The tables turned after mid of 2014. There was an ease in the sanctions that were slapped earlier. By July the rebels in Libya opened two main export terminals that had been shut closed for almost a year. This raised the oil exports of Libya radically. During this time the oil demand dropped in Asia and Europe. Mainly China and Germany decided to slow down their demand. United States that was once considered to be the largest oil consumer faced greater cutbacks in oil industry due to recession in the economy. Moreover, countries like Iran and Indonesia decided to cut back their subsidies on oil. The overall low demand and high supply of oil caused drop in the oil prices from USD 115 per barrel in June 2014 to USD 80 per barrel in November.

Now comes OPEC that has a cluster of oil-producing countries that pump almost 40% of the world’s oil.
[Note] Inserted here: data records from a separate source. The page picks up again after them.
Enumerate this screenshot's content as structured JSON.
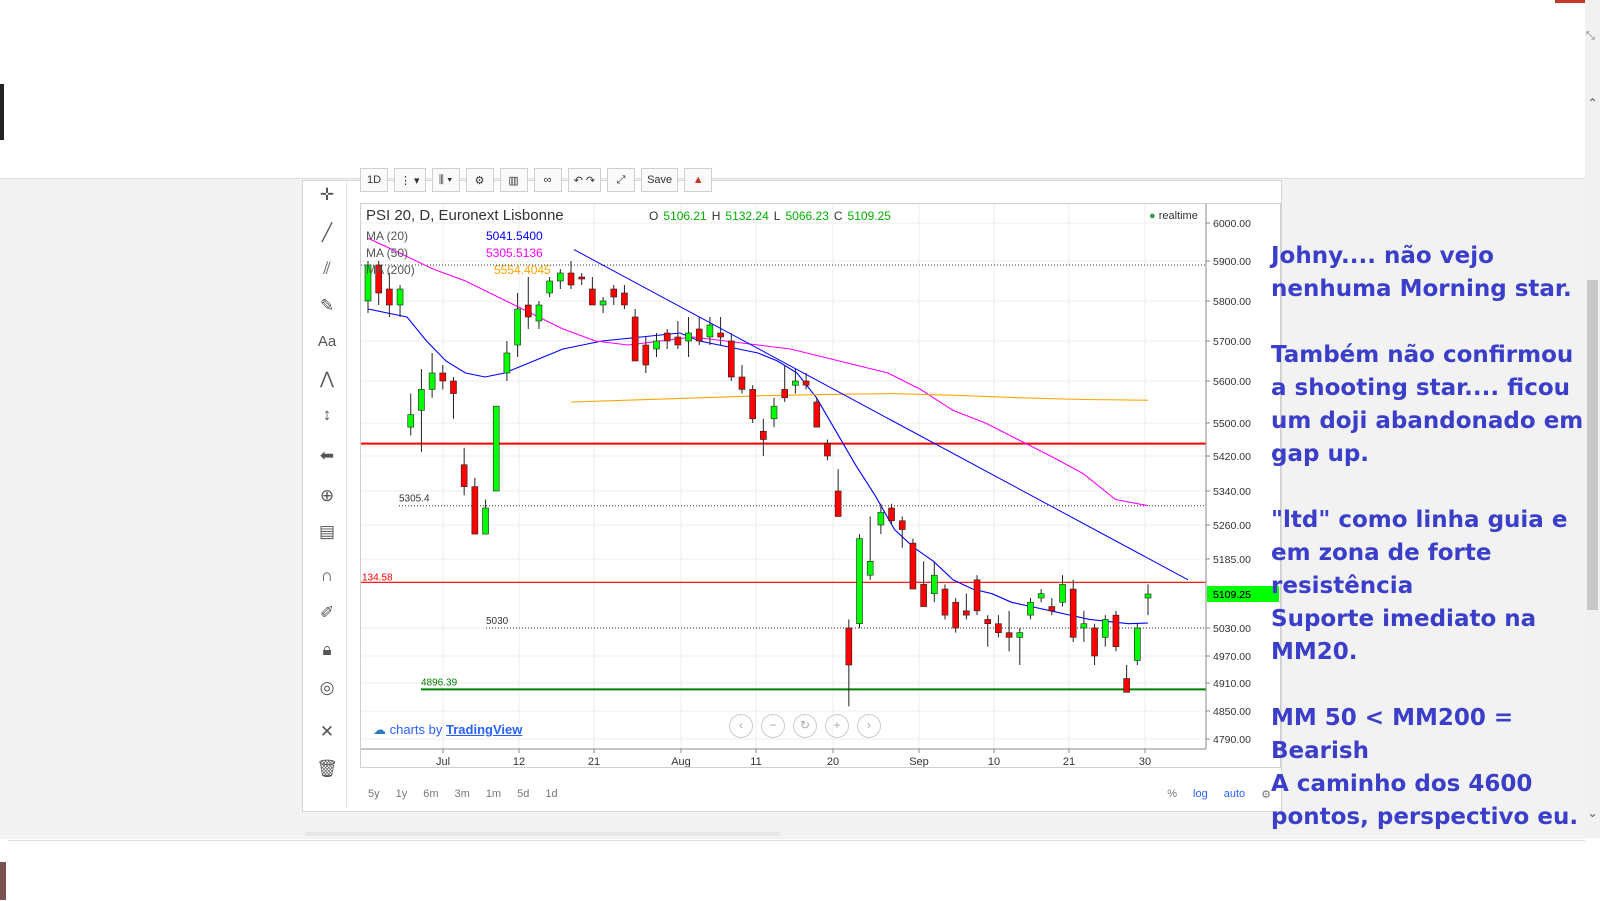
{
  "chart_header": {
    "symbol": "PSI 20, D, Euronext Lisbonne",
    "o_label": "O",
    "o_value": "5106.21",
    "h_label": "H",
    "h_value": "5132.24",
    "l_label": "L",
    "l_value": "5066.23",
    "c_label": "C",
    "c_value": "5109.25",
    "realtime": "realtime"
  },
  "indicators": [
    {
      "name": "MA (20)",
      "value": "5041.5400",
      "color": "#0000ff"
    },
    {
      "name": "MA (50)",
      "value": "5305.5136",
      "color": "#ff00ff"
    },
    {
      "name": "MA (200)",
      "value": "5554.4045",
      "color": "#ffa500"
    }
  ],
  "toolbar": {
    "interval": "1D",
    "save": "Save"
  },
  "time_ranges": [
    "5y",
    "1y",
    "6m",
    "3m",
    "1m",
    "5d",
    "1d"
  ],
  "bottom_right": {
    "percent": "%",
    "log": "log",
    "auto": "auto"
  },
  "attribution": {
    "prefix": "charts by",
    "brand": "TradingView"
  },
  "colors": {
    "up": "#00ff00",
    "down": "#ff0000",
    "note_text": "#3a3ec8"
  },
  "notes": [
    "Johny.... não vejo nenhuma Morning star.",
    "Também não confirmou a shooting star.... ficou um doji abandonado em gap up.",
    "\"ltd\" como linha guia e em zona de forte resistência",
    "Suporte imediato na MM20.",
    "MM 50 < MM200 = Bearish",
    "A caminho dos 4600 pontos, perspectivo eu."
  ],
  "chart_data": {
    "type": "candlestick",
    "title": "PSI 20, D, Euronext Lisbonne",
    "y_ticks": [
      6000,
      5900,
      5800,
      5700,
      5600,
      5500,
      5420,
      5340,
      5260,
      5185,
      5109.25,
      5030,
      4970,
      4910,
      4850,
      4790
    ],
    "y_tick_labels": [
      "6000.00",
      "5900.00",
      "5800.00",
      "5700.00",
      "5600.00",
      "5500.00",
      "5420.00",
      "5340.00",
      "5260.00",
      "5185.00",
      "5109.25",
      "5030.00",
      "4970.00",
      "4910.00",
      "4850.00",
      "4790.00"
    ],
    "x_tick_labels": [
      "Jul",
      "12",
      "21",
      "Aug",
      "11",
      "20",
      "Sep",
      "10",
      "21",
      "30"
    ],
    "price_labels": {
      "current": "5109.25",
      "red_line": "5134.58",
      "red_line_short": "134.58",
      "dotted_1": "5305.4",
      "dotted_2": "5030",
      "green_support": "4896.39"
    },
    "horizontal_lines": [
      {
        "value": 5134.58,
        "color": "#ff0000",
        "style": "solid"
      },
      {
        "value": 5450,
        "color": "#ff0000",
        "style": "solid-thick"
      },
      {
        "value": 4896.39,
        "color": "#008000",
        "style": "solid"
      },
      {
        "value": 5305.4,
        "color": "#333333",
        "style": "dotted"
      },
      {
        "value": 5030,
        "color": "#333333",
        "style": "dotted"
      },
      {
        "value": 5890,
        "color": "#333333",
        "style": "dotted"
      }
    ],
    "candles": [
      {
        "o": 5800,
        "h": 5900,
        "l": 5770,
        "c": 5890
      },
      {
        "o": 5890,
        "h": 5900,
        "l": 5790,
        "c": 5820
      },
      {
        "o": 5830,
        "h": 5870,
        "l": 5760,
        "c": 5790
      },
      {
        "o": 5790,
        "h": 5840,
        "l": 5760,
        "c": 5830
      },
      {
        "o": 5490,
        "h": 5570,
        "l": 5470,
        "c": 5520
      },
      {
        "o": 5530,
        "h": 5630,
        "l": 5430,
        "c": 5580
      },
      {
        "o": 5580,
        "h": 5670,
        "l": 5560,
        "c": 5620
      },
      {
        "o": 5620,
        "h": 5640,
        "l": 5580,
        "c": 5600
      },
      {
        "o": 5600,
        "h": 5610,
        "l": 5510,
        "c": 5570
      },
      {
        "o": 5400,
        "h": 5440,
        "l": 5330,
        "c": 5350
      },
      {
        "o": 5350,
        "h": 5370,
        "l": 5240,
        "c": 5240
      },
      {
        "o": 5240,
        "h": 5320,
        "l": 5240,
        "c": 5300
      },
      {
        "o": 5340,
        "h": 5540,
        "l": 5340,
        "c": 5540
      },
      {
        "o": 5620,
        "h": 5700,
        "l": 5600,
        "c": 5670
      },
      {
        "o": 5690,
        "h": 5820,
        "l": 5660,
        "c": 5780
      },
      {
        "o": 5790,
        "h": 5860,
        "l": 5730,
        "c": 5760
      },
      {
        "o": 5750,
        "h": 5800,
        "l": 5730,
        "c": 5790
      },
      {
        "o": 5820,
        "h": 5860,
        "l": 5810,
        "c": 5850
      },
      {
        "o": 5850,
        "h": 5880,
        "l": 5830,
        "c": 5870
      },
      {
        "o": 5870,
        "h": 5900,
        "l": 5830,
        "c": 5840
      },
      {
        "o": 5860,
        "h": 5870,
        "l": 5840,
        "c": 5855
      },
      {
        "o": 5830,
        "h": 5860,
        "l": 5800,
        "c": 5790
      },
      {
        "o": 5790,
        "h": 5810,
        "l": 5770,
        "c": 5800
      },
      {
        "o": 5830,
        "h": 5840,
        "l": 5790,
        "c": 5810
      },
      {
        "o": 5820,
        "h": 5840,
        "l": 5780,
        "c": 5790
      },
      {
        "o": 5760,
        "h": 5780,
        "l": 5650,
        "c": 5650
      },
      {
        "o": 5690,
        "h": 5710,
        "l": 5620,
        "c": 5640
      },
      {
        "o": 5680,
        "h": 5720,
        "l": 5660,
        "c": 5700
      },
      {
        "o": 5720,
        "h": 5730,
        "l": 5680,
        "c": 5700
      },
      {
        "o": 5710,
        "h": 5750,
        "l": 5680,
        "c": 5690
      },
      {
        "o": 5700,
        "h": 5760,
        "l": 5660,
        "c": 5720
      },
      {
        "o": 5730,
        "h": 5760,
        "l": 5690,
        "c": 5700
      },
      {
        "o": 5710,
        "h": 5760,
        "l": 5690,
        "c": 5740
      },
      {
        "o": 5720,
        "h": 5760,
        "l": 5690,
        "c": 5710
      },
      {
        "o": 5700,
        "h": 5720,
        "l": 5600,
        "c": 5610
      },
      {
        "o": 5610,
        "h": 5640,
        "l": 5570,
        "c": 5580
      },
      {
        "o": 5580,
        "h": 5590,
        "l": 5500,
        "c": 5510
      },
      {
        "o": 5480,
        "h": 5510,
        "l": 5420,
        "c": 5460
      },
      {
        "o": 5510,
        "h": 5560,
        "l": 5490,
        "c": 5540
      },
      {
        "o": 5580,
        "h": 5640,
        "l": 5550,
        "c": 5560
      },
      {
        "o": 5590,
        "h": 5630,
        "l": 5570,
        "c": 5600
      },
      {
        "o": 5600,
        "h": 5620,
        "l": 5580,
        "c": 5590
      },
      {
        "o": 5550,
        "h": 5560,
        "l": 5490,
        "c": 5490
      },
      {
        "o": 5450,
        "h": 5460,
        "l": 5410,
        "c": 5420
      },
      {
        "o": 5340,
        "h": 5390,
        "l": 5280,
        "c": 5280
      },
      {
        "o": 5030,
        "h": 5050,
        "l": 4860,
        "c": 4950
      },
      {
        "o": 5040,
        "h": 5240,
        "l": 5030,
        "c": 5230
      },
      {
        "o": 5150,
        "h": 5280,
        "l": 5140,
        "c": 5180
      },
      {
        "o": 5260,
        "h": 5310,
        "l": 5240,
        "c": 5290
      },
      {
        "o": 5300,
        "h": 5310,
        "l": 5260,
        "c": 5270
      },
      {
        "o": 5270,
        "h": 5280,
        "l": 5210,
        "c": 5250
      },
      {
        "o": 5220,
        "h": 5230,
        "l": 5130,
        "c": 5120
      },
      {
        "o": 5130,
        "h": 5180,
        "l": 5080,
        "c": 5080
      },
      {
        "o": 5110,
        "h": 5180,
        "l": 5090,
        "c": 5150
      },
      {
        "o": 5120,
        "h": 5130,
        "l": 5050,
        "c": 5060
      },
      {
        "o": 5090,
        "h": 5100,
        "l": 5020,
        "c": 5030
      },
      {
        "o": 5070,
        "h": 5110,
        "l": 5050,
        "c": 5060
      },
      {
        "o": 5140,
        "h": 5150,
        "l": 5060,
        "c": 5070
      },
      {
        "o": 5050,
        "h": 5060,
        "l": 4990,
        "c": 5040
      },
      {
        "o": 5040,
        "h": 5060,
        "l": 5010,
        "c": 5020
      },
      {
        "o": 5020,
        "h": 5070,
        "l": 4980,
        "c": 5010
      },
      {
        "o": 5010,
        "h": 5030,
        "l": 4950,
        "c": 5020
      },
      {
        "o": 5060,
        "h": 5100,
        "l": 5050,
        "c": 5090
      },
      {
        "o": 5100,
        "h": 5120,
        "l": 5090,
        "c": 5110
      },
      {
        "o": 5080,
        "h": 5100,
        "l": 5060,
        "c": 5070
      },
      {
        "o": 5090,
        "h": 5150,
        "l": 5080,
        "c": 5130
      },
      {
        "o": 5120,
        "h": 5140,
        "l": 5000,
        "c": 5010
      },
      {
        "o": 5030,
        "h": 5070,
        "l": 5000,
        "c": 5040
      },
      {
        "o": 5030,
        "h": 5040,
        "l": 4950,
        "c": 4970
      },
      {
        "o": 5010,
        "h": 5060,
        "l": 4990,
        "c": 5050
      },
      {
        "o": 5060,
        "h": 5070,
        "l": 4980,
        "c": 4990
      },
      {
        "o": 4920,
        "h": 4950,
        "l": 4890,
        "c": 4890
      },
      {
        "o": 4960,
        "h": 5040,
        "l": 4950,
        "c": 5030
      },
      {
        "o": 5100,
        "h": 5130,
        "l": 5060,
        "c": 5109.25
      }
    ],
    "ma20": [
      5780,
      5770,
      5760,
      5700,
      5650,
      5620,
      5610,
      5620,
      5640,
      5660,
      5680,
      5690,
      5700,
      5705,
      5710,
      5715,
      5720,
      5700,
      5690,
      5680,
      5670,
      5650,
      5620,
      5560,
      5480,
      5400,
      5330,
      5250,
      5210,
      5180,
      5140,
      5120,
      5110,
      5090,
      5080,
      5070,
      5060,
      5050,
      5045,
      5040,
      5041.54
    ],
    "ma50": [
      5960,
      5920,
      5880,
      5850,
      5810,
      5770,
      5730,
      5700,
      5690,
      5700,
      5710,
      5700,
      5690,
      5680,
      5660,
      5640,
      5620,
      5580,
      5530,
      5500,
      5460,
      5420,
      5380,
      5320,
      5305.51
    ],
    "ma200": [
      5550,
      5555,
      5560,
      5565,
      5568,
      5570,
      5566,
      5560,
      5556,
      5554.4
    ]
  }
}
In past, this lobby had made several attempts to influence the oil pricing to rise or fall through strong coordination to either cut back or increase the production of oil. On 27th of November 2014, 166th Meeting of OPEC took place in Vienna in which a heated debate took place among the OPEC members regarding fall in the oil prices. Some countries like Iran and Venezuela wanted the cartel to cutback the oil production so that the prices of oil increase. They specially wanted Saudi Arabia to cut back its oil production. The countries who were in favor of production to be cut back actually needed to have high oil prices to meet break-even point on budgets and pay off the government spending that have been piled up.

On the other hand, Saudi Arabia was in the opposing side of the house and they were against the motion. Saudi Arabia wanted to retain the oil production and was in favor of oil prices to be dropped. The reason for this was the event of 1980 when the oil prices were falling and countries cut back their oil productions to boost oil prices. The result was that the oil prices still kept declining and Saudi Arabia lost its market share. According to Saudi Arabia they can live with the falling oil prices as they believe that it is temporary and short lived. The Saudi government has already built up a huge foreign exchange reserve in order to finance the deficit.

In the end, the debate ended with the conclusion that there will be no change in the oil production and Secretary General of OPEC, Abdalla El-Badri declared that the oil will be produced at 30 million barrels per day. This caused the oil prices to drop further and the price went down from USD 80 per barrel to USD 70 per barrel, and reached below USD 60 a barrel by mid of December 2014. In the ongoing situation Mauldin predicts that as United States is a wildcard player so they will be able to get profits even at USD 40 per barrel due to its lower production and innovation in technology. However according to him even if now the oil price rises to USD 60 per barrel, Saudi Arabia would not be able to stand where it used to be in the good old days.  The situation is alarming as recently on 4th April 2015, the oil prices have dropped down below USD 36 per barrel.